Runaway has exactly one path that creates or destroys runner containers: the reconciliation loop. There are no scattered “spawn a runner here” calls elsewhere. Everything that changes Docker state goes through this single door, which is what makes the system predictable.

Each pass compares two things: the pool you asked for (your scale sets and their current demand) against the runners that actually exist. If reality is short, it spawns. If reality has too many idle runners, it reaps. Every action is idempotent — running the same pass twice changes nothing the first pass already settled.

Only one pass runs at a time. Passes are serialized, so two of them can never race to spawn duplicate runners or trip over each other reaping the same container.

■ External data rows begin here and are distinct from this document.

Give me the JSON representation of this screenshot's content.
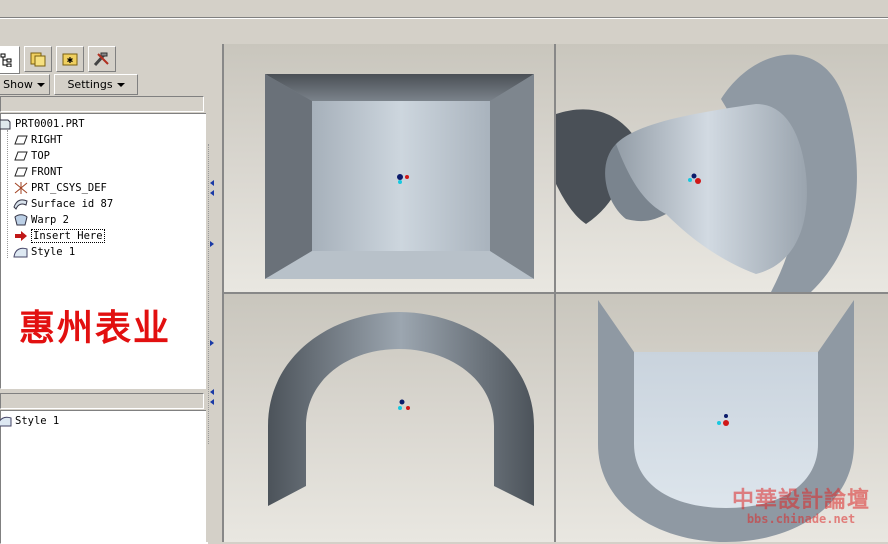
{
  "nav": {
    "tabs": [
      {
        "name": "model-tree"
      },
      {
        "name": "folder-browser"
      },
      {
        "name": "favorites"
      },
      {
        "name": "connections"
      }
    ],
    "show_label": "Show",
    "settings_label": "Settings"
  },
  "tree": {
    "items": [
      {
        "label": "PRT0001.PRT",
        "icon": "part-icon"
      },
      {
        "label": "RIGHT",
        "icon": "datum-plane-icon"
      },
      {
        "label": "TOP",
        "icon": "datum-plane-icon"
      },
      {
        "label": "FRONT",
        "icon": "datum-plane-icon"
      },
      {
        "label": "PRT_CSYS_DEF",
        "icon": "csys-icon"
      },
      {
        "label": "Surface id 87",
        "icon": "surface-icon"
      },
      {
        "label": "Warp 2",
        "icon": "warp-icon"
      },
      {
        "label": "Insert Here",
        "icon": "insert-arrow-icon"
      },
      {
        "label": "Style 1",
        "icon": "style-icon"
      }
    ]
  },
  "overlay_text": "惠州表业",
  "tree2": {
    "items": [
      {
        "label": "Style 1",
        "icon": "style-icon"
      }
    ]
  },
  "watermark": {
    "line1": "中華設計論壇",
    "line2": "bbs.chinade.net"
  },
  "colors": {
    "background": "#d4d0c8",
    "viewport_bg": "#d8d5ce",
    "surface_light": "#c9d3dd",
    "surface_dark": "#4a4f55",
    "overlay_red": "#e21010"
  }
}
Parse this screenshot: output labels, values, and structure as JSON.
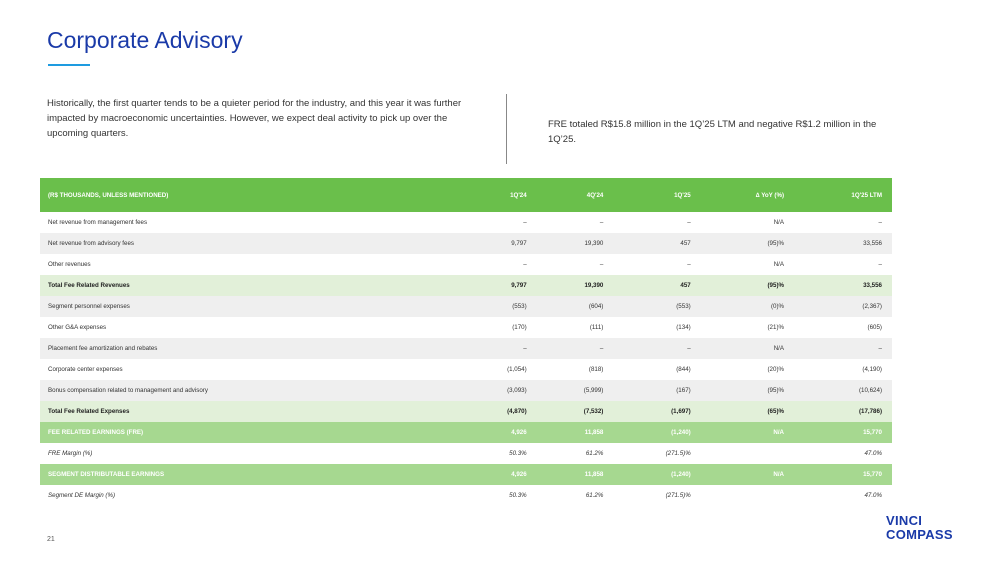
{
  "title": "Corporate Advisory",
  "intro_left": "Historically, the first quarter tends to be a quieter period for the industry, and this year it was further impacted by macroeconomic uncertainties. However, we expect deal activity to pick up over the upcoming quarters.",
  "intro_right": "FRE totaled R$15.8 million in the 1Q’25 LTM and negative R$1.2 million in the 1Q’25.",
  "table": {
    "headers": [
      "(R$ THOUSANDS, UNLESS MENTIONED)",
      "1Q'24",
      "4Q'24",
      "1Q'25",
      "∆ YoY (%)",
      "1Q'25 LTM"
    ],
    "rows": [
      [
        "Net revenue from management fees",
        "–",
        "–",
        "–",
        "N/A",
        "–"
      ],
      [
        "Net revenue from advisory fees",
        "9,797",
        "19,390",
        "457",
        "(95)%",
        "33,556"
      ],
      [
        "Other revenues",
        "–",
        "–",
        "–",
        "N/A",
        "–"
      ],
      [
        "Total Fee Related Revenues",
        "9,797",
        "19,390",
        "457",
        "(95)%",
        "33,556"
      ],
      [
        "Segment personnel expenses",
        "(553)",
        "(604)",
        "(553)",
        "(0)%",
        "(2,367)"
      ],
      [
        "Other G&A expenses",
        "(170)",
        "(111)",
        "(134)",
        "(21)%",
        "(605)"
      ],
      [
        "Placement fee amortization and rebates",
        "–",
        "–",
        "–",
        "N/A",
        "–"
      ],
      [
        "Corporate center expenses",
        "(1,054)",
        "(818)",
        "(844)",
        "(20)%",
        "(4,190)"
      ],
      [
        "Bonus compensation related to management and advisory",
        "(3,093)",
        "(5,999)",
        "(167)",
        "(95)%",
        "(10,624)"
      ],
      [
        "Total Fee Related Expenses",
        "(4,870)",
        "(7,532)",
        "(1,697)",
        "(65)%",
        "(17,786)"
      ],
      [
        "FEE RELATED EARNINGS (FRE)",
        "4,926",
        "11,858",
        "(1,240)",
        "N/A",
        "15,770"
      ],
      [
        "FRE Margin (%)",
        "50.3%",
        "61.2%",
        "(271.5)%",
        "",
        "47.0%"
      ],
      [
        "SEGMENT DISTRIBUTABLE EARNINGS",
        "4,926",
        "11,858",
        "(1,240)",
        "N/A",
        "15,770"
      ],
      [
        "Segment DE Margin (%)",
        "50.3%",
        "61.2%",
        "(271.5)%",
        "",
        "47.0%"
      ]
    ]
  },
  "page_number": "21",
  "logo": [
    "VINCI",
    "COMPASS"
  ]
}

  • A 15-second timer — the steady background heartbeat.
  • A container exit — when a runner finishes its one job and dies, that event nudges the loop to spawn its replacement promptly.
  • A change you make — saving a scale set, enabling an org, or adjusting pool size nudges the loop so your change takes effect in about a second rather than waiting for the next tick.

Runaway treats your Docker daemons as the truth and the dashboard as a cache rebuilt from them. The database never overrides reality — reality refills the database.

This is what makes crash recovery clean. When an agent connects (after a hub restart, an agent restart, or a dropped connection), the hub scans that host’s Docker for the runner containers Runaway owns and rebuilds its view from what’s genuinely running. A restart never leaks containers it forgot about and never double-spawns ones it already has — no fragile boot-time bookkeeping to drift out of sync.